I went back, in different guises, in the next few years; I worked as a church organist for a while and directed a choir, observing as if from a distance the piety of others who were neither superstitious nor in many things prescriptive. But in the end, I felt I couldn’t roll with it all: even though I was culturally an Anglican, I remained, in my adult self, faithless, and to continue in the church was for me a lie, in that I was appearing to be what I was not. That made my fringe-dwelling unsustainable and it was, at that level, a relief to depart physically as well as mentally. Theistic Elvis finally left the building, in time for me to have most of my twenties extricated from my religious conundra.

So I think what makes one person an atheist may be the same as what makes another religious: a particular interaction of culture, history and temperament, not to mention the directions in which our sudden decisions, our sense of understanding something previously not understood, take us, an understanding I see as a product of the factors I mention above.

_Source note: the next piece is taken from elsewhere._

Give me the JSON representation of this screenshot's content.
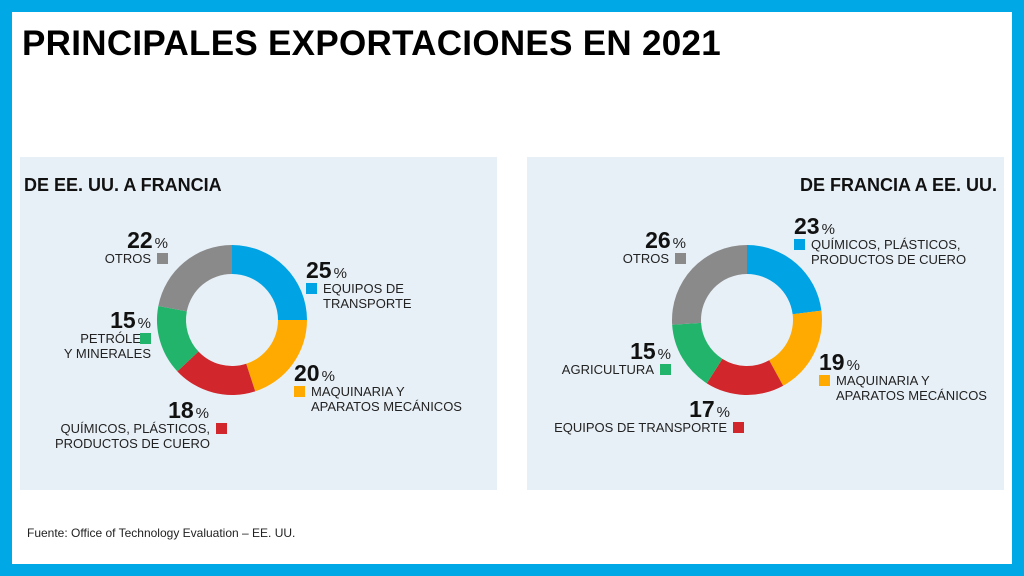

Against the idea of truth itself, I tend to argue along Richard Rorty’s lines: that the idea of truth is an enlightenment notion that’s been imported back into evangelical Christian discourse. Prior to the scientific revolution there were not so much things that were true or not true (such as the existence of god) but things that were true or heretical, whether within one’s confession or external to it (let’s not forget the regular prayers for the infidel that were included in English liturgy). So if I set aside the notion of truth, it’s not to say that everybody is right and nobody is wrong—to embrace relativism—but rather to say that the fact that this remains, for so many people, the point, is itself a product of our own local and global cultures. I agree with the Fundy Post’s contention that it doesn’t matter whether you are right and I am wrong in terms of personal belief. What does matter is how our beliefs are used socially and politically—the realm of ethics. Need I contend here that the greatest benefit accrues to all when church and state are separate? Such contentions, of course, are the provenance of a journal of religious politics rather than the rather less urgent project of remembering and recording that goes on here, which seems the best assertion on which to conclude this entry.